Start by finely dicing the onions, and prepare the lamb (or beef) by cutting it into small cubes (maximum ¼ inch in size)
In a soup pot, heat the olive oil. Then, sear the lamb on medium high heat until its nicely browned. If it starts to steam and release water (due to overcrowding), simply allow the water to cook off until the meat starts to brown
Next, add the finely diced onions to the pot and continue to cook the onions with the lamb, until the onions are translucent and lightly golden. This will take 5-7 minutes
Add the diced garlic and cook until aromatic (about 1 minute)
Next, add the spices and cook for 2 minutes. Then, add the tomato paste and allow it to cook and caramelize for 2 minutes.
Add the beef stock to the pot, along with the washed and drained brown lentils. Cover the pot and allow it to cook for 15 minutes.

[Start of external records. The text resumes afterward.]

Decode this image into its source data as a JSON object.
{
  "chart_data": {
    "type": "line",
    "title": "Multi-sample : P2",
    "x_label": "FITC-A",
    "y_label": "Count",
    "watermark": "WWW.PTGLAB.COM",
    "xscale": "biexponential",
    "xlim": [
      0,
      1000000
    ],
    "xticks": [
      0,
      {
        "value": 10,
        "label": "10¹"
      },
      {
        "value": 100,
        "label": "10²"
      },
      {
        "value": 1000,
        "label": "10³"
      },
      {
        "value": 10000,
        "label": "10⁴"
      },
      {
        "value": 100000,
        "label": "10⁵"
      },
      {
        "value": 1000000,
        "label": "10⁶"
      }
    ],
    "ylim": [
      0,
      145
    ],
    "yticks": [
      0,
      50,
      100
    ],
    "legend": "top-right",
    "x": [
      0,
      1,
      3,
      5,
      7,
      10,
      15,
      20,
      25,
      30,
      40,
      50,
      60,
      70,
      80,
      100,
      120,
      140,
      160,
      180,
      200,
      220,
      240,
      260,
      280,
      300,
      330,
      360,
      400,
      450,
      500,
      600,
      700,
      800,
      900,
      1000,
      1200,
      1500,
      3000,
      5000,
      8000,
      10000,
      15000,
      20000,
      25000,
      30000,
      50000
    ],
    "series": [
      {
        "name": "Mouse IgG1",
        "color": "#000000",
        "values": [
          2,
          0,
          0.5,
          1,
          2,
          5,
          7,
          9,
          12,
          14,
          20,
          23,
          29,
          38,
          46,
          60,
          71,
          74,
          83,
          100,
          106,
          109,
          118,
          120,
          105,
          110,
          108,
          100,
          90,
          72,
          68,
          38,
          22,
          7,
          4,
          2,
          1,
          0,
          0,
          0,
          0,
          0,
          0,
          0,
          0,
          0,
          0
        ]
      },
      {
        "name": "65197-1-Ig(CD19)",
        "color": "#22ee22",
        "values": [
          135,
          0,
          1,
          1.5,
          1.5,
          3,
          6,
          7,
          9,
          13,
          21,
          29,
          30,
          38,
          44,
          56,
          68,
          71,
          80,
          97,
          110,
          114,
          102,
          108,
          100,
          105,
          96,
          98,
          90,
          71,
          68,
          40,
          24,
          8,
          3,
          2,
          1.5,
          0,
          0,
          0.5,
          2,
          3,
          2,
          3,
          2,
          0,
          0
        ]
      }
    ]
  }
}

While the soup is cooking, prepare the salsa mixture by blending together the tomatoes, celery, and parsley or cilantro (whichever one you are using) in a blender.
After 15 minutes, pour the tomato salsa back into the soup pot, and add the washed and drained chickpeas. Cover and allow to cook for another 10 minutes.
Lastly, taste the soup and adjust the seasoning if required. Then, add the vermicelli noodles and flour and cook the soup a further 10 minutes until the noodles soften and plump up.
Serve the soup hot, with more parsley/cilantro for garnish and lemon slices for a final squeeze of lemon. Enjoy!
If freezing, portion out desired amount prior to adding noodles.